Genting Plantations (GenP) is expected to be affected by the downturn in CPO prices. As such, we are keeping our SELL recommendation on GenP with an unchanged fair value of RM9.00/share. Our fair value is based on a FY20F PE of 29x.
Although GenP has premium outlets and downstream operations, these are not large enough to offset the fall in plantation earnings yet. GenP’s share of profits in the premium outlets is anticipated to make up 17.8% of FY19E’s pre-tax profit. Plantation is expected to account for 81.9% of its EBITDA in FY19E while the downstream unit is envisaged to account for another 14.8%.
We forecast GenP’s 50% share of the net profit in the Genting and Johor Premium Outlets to rise by 20.0% to RM48.9mil in FY19E partly underpinned by the opening of new brands. In the Johor Premium Outlet (JPO), Bottega Venetta opened in June 2019 while Prada is expected to open in July.
GenP is flushed with cash due to the RM587.5mil proceeds from the conversion of the group’s 75.8mil warrants this year. The warrants, which had an exercise price of RM7.75/share, expired on 17 June 2019. We estimate GenP’s gross cash reserves to be more than RM1.2bil currently.

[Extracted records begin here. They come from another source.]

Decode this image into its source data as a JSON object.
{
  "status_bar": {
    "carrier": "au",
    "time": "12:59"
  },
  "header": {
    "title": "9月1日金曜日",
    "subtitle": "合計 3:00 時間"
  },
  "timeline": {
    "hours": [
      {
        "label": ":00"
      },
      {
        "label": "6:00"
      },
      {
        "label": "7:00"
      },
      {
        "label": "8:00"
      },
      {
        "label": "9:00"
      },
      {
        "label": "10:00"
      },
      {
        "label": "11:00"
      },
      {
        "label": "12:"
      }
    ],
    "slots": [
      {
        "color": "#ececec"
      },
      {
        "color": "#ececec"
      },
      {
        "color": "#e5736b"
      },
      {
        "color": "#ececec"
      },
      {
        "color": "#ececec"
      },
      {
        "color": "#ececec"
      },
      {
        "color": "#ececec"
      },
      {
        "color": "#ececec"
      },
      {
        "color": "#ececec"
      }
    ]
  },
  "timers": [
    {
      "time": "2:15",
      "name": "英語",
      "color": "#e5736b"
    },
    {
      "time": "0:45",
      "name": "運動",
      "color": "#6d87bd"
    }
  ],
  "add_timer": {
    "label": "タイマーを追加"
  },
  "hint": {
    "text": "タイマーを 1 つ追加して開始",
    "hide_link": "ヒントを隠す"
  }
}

We believe that GenP would use part of its cash reserves to repay borrowings. We do not think that there would be a jump in dividends. GenP’s gross borrowings stood at RM2.76bil as at end-March 2019. Out of these, about 55% were denominated in USD.
We have assumed that GenP’s FFB production would improve by 12% in FY19E (1HFY19: 10.8%) compared with 10.6% in FY18.

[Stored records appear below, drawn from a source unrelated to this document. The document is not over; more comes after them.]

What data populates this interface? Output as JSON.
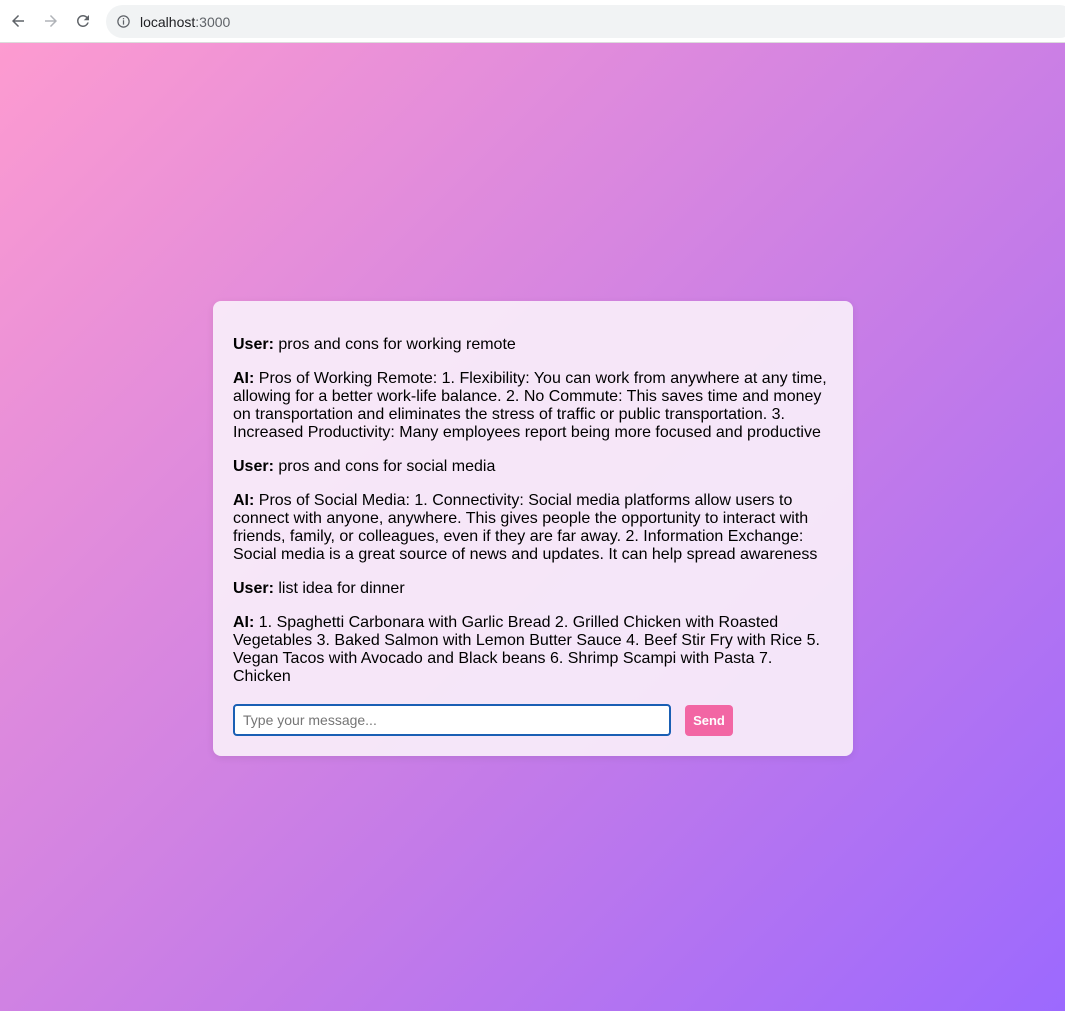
{
  "browser": {
    "url_host": "localhost",
    "url_port": ":3000"
  },
  "chat": {
    "messages": [
      {
        "speaker": "User:",
        "text": " pros and cons for working remote"
      },
      {
        "speaker": "AI:",
        "text": " Pros of Working Remote: 1. Flexibility: You can work from anywhere at any time, allowing for a better work-life balance. 2. No Commute: This saves time and money on transportation and eliminates the stress of traffic or public transportation. 3. Increased Productivity: Many employees report being more focused and productive"
      },
      {
        "speaker": "User:",
        "text": " pros and cons for social media"
      },
      {
        "speaker": "AI:",
        "text": " Pros of Social Media: 1. Connectivity: Social media platforms allow users to connect with anyone, anywhere. This gives people the opportunity to interact with friends, family, or colleagues, even if they are far away. 2. Information Exchange: Social media is a great source of news and updates. It can help spread awareness"
      },
      {
        "speaker": "User:",
        "text": " list idea for dinner"
      },
      {
        "speaker": "AI:",
        "text": " 1. Spaghetti Carbonara with Garlic Bread 2. Grilled Chicken with Roasted Vegetables 3. Baked Salmon with Lemon Butter Sauce 4. Beef Stir Fry with Rice 5. Vegan Tacos with Avocado and Black beans 6. Shrimp Scampi with Pasta 7. Chicken"
      }
    ],
    "input_placeholder": "Type your message...",
    "input_value": "",
    "send_label": "Send"
  },
  "colors": {
    "send_button": "#f266a4",
    "input_border": "#1a5fb4",
    "gradient_start": "#fd9bd0",
    "gradient_end": "#9c69fe"
  },
  "icons": {
    "back": "arrow-left-icon",
    "forward": "arrow-right-icon",
    "reload": "reload-icon",
    "site_info": "info-icon"
  }
}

We think that GenP’s Indonesia unit would record an FFB output growth of 14% to 15% in FY19E while in Malaysia, FFB production is envisaged to be 10% to 11% higher. Indonesia is estimated to make up 45% to 50% of GenP’s FFB output in FY19E. Malaysia is anticipated to account for the balance 50% to 55%.

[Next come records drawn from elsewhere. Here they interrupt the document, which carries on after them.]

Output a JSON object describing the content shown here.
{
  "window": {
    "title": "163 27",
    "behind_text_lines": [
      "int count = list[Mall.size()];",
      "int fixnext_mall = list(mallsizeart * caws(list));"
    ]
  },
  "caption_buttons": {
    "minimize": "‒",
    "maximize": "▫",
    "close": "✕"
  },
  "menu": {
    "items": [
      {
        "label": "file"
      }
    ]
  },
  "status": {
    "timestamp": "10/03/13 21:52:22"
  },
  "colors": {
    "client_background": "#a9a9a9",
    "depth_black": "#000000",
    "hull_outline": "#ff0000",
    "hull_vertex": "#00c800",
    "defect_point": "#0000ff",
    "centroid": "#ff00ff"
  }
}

We reckon that GenP’s all-in group production cost would rise to RM1,750/tonne in FY19E from RM1,700/tonne in FY18. The increase in production cost per tonne in FY19E is due to higher fertiliser and transportation costs and lower palm kernel credits. According to the MPOB, average monthly price of palm kernel (ex-mill) has fallen by 24.8% to RM1,093/tonne in June from RM1,453/tonne in January 2019.